ダニーはこの事を知らない。知らせる術は無い。
さっきまでは、わたし達の無駄な足搔きが効いていて、男に魔法を使う余裕は無かった。今はもう違う。わたし達は、疲れ始めていた。
「そろそろ始めようか。狼…」
男は彼女の槍を掴み、奪って叩き折る。たじろぐ彼女は、間合いを空ける。わたしも男の振った拳を避けようとして後ろに下がる。
この瞬間に、使いどころを迷っていたわたしの切り札を使う事に決めて、鉄の粒をふたつ撃ち出す。頭と胸を狙って飛ばした切り札は、両方とも簡単に弾かれる。わたし達の攻撃は、両方止まってしまった。男には、その時間で十分だった。
ついに男は指を差す。ダニーを目掛けて火の魔法を使う。
「ダニー、お願いだから避けて」
攻撃を続ける事が出来なくなっていたわたしは、叫ぶのが精一杯だった。ダニーの真上に光る点が現れるのを見ていた。
焦るわたしの目線の端を横切ったのは、小さな影。その人影は部屋の入り口から飛び込んで来て、男の足元に縋りつく。そこから男の顔を見上げる。
「追って来るんだ。ここに。そいつも…、そいつも倒してくれ」
その言葉は惨めな訴えだった。殺意も悪意も無い小さな影は、男にとって一切の脅威が無い。だから、全力のわたし達が出来なかった事をやってのけた。簡単に男の懐に入っていった。
「ここにおびき出す計画だっただろ?」
小さいが良く聞こえる声で訴えが続く。
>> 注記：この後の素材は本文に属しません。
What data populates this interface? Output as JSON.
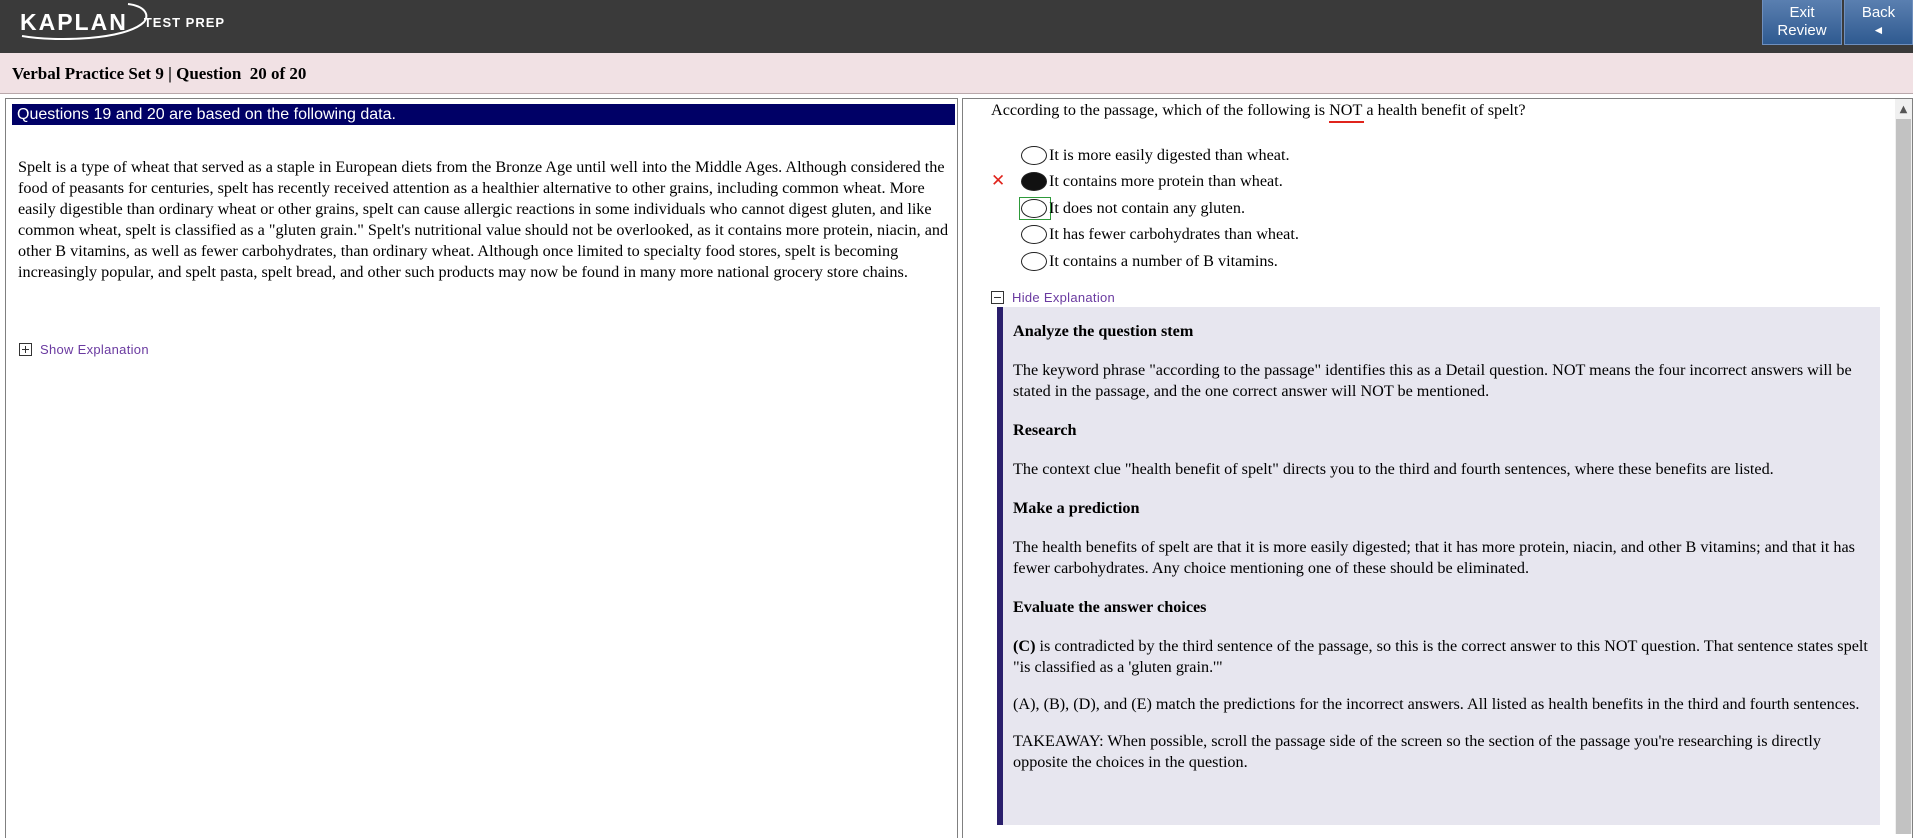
{
  "header": {
    "logo_text": "KAPLAN",
    "logo_subtext": "TEST PREP",
    "exit_review_label_1": "Exit",
    "exit_review_label_2": "Review",
    "back_label": "Back",
    "back_arrow": "◄"
  },
  "title_bar": {
    "title": "Verbal Practice Set 9 | Question  20 of 20"
  },
  "left_pane": {
    "data_header": "Questions 19 and 20 are based on the following data.",
    "passage": "Spelt is a type of wheat that served as a staple in European diets from the Bronze Age until well into the Middle Ages. Although considered the food of peasants for centuries, spelt has recently received attention as a healthier alternative to other grains, including common wheat. More easily digestible than ordinary wheat or other grains, spelt can cause allergic reactions in some individuals who cannot digest gluten, and like common wheat, spelt is classified as a \"gluten grain.\" Spelt's nutritional value should not be overlooked, as it contains more protein, niacin, and other B vitamins, as well as fewer carbohydrates, than ordinary wheat. Although once limited to specialty food stores, spelt is becoming increasingly popular, and spelt pasta, spelt bread, and other such products may now be found in many more national grocery store chains.",
    "show_explanation": "Show Explanation"
  },
  "right_pane": {
    "question_before": "According to the passage, which of the following is ",
    "question_emphasis": "NOT",
    "question_after": " a health benefit of spelt?",
    "choices": [
      {
        "label": "It is more easily digested than wheat.",
        "selected": false
      },
      {
        "label": "It contains more protein than wheat.",
        "selected": true,
        "marked_wrong": true
      },
      {
        "label": "It does not contain any gluten.",
        "selected": false,
        "correct": true
      },
      {
        "label": "It has fewer carbohydrates than wheat.",
        "selected": false
      },
      {
        "label": "It contains a number of B vitamins.",
        "selected": false
      }
    ],
    "wrong_mark": "✕",
    "hide_explanation": "Hide Explanation",
    "explanation": {
      "h1": "Analyze the question stem",
      "p1": "The keyword phrase \"according to the passage\" identifies this as a Detail question. NOT means the four incorrect answers will be stated in the passage, and the one correct answer will NOT be mentioned.",
      "h2": "Research",
      "p2": "The context clue \"health benefit of spelt\" directs you to the third and fourth sentences, where these benefits are listed.",
      "h3": "Make a prediction",
      "p3": "The health benefits of spelt are that it is more easily digested; that it has more protein, niacin, and other B vitamins; and that it has fewer carbohydrates. Any choice mentioning one of these should be eliminated.",
      "h4": "Evaluate the answer choices",
      "p4_bold": "(C)",
      "p4_rest": " is contradicted by the third sentence of the passage, so this is the correct answer to this NOT question. That sentence states spelt \"is classified as a 'gluten grain.'\"",
      "p5": "(A), (B), (D), and (E) match the predictions for the incorrect answers. All listed as health benefits in the third and fourth sentences.",
      "p6": "TAKEAWAY: When possible, scroll the passage side of the screen so the section of the passage you're researching is directly opposite the choices in the question."
    }
  },
  "colors": {
    "topbar": "#3a3a3a",
    "titlebar": "#f1e1e4",
    "data_header": "#000066",
    "explanation_bg": "#e7e6ef",
    "wrong": "#e0241c",
    "focus": "#2e9a3a",
    "link": "#6a3aa0"
  }
}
この声は子供の声だ。
「ボクはちゃんとやったんだ」
子供の行動は、男の集中を乱すのには十分だった。男の火の魔法は中断され、ダニーの傍の光の点が消えて、男が舌打ちをする。そして、わたし達が嵌った罠の仕組みを少しだけ明らかにしてくれた。
「邪魔するな。お前は…」
男が低い声で返事をする。鉄壁の守りで槍と短剣を寄せ付けなかった防御は、不意に破られた。苛立ちを隠さない男は、無防備な子供に拳を振るう。固く握った拳を子供の頭に振り下ろす。怪我だけでは済まない威力だと思う。
「駄目です」
声を上げたのはルオラだった。わたしは状況を読み取るのに夢中で、声さえ出なかった。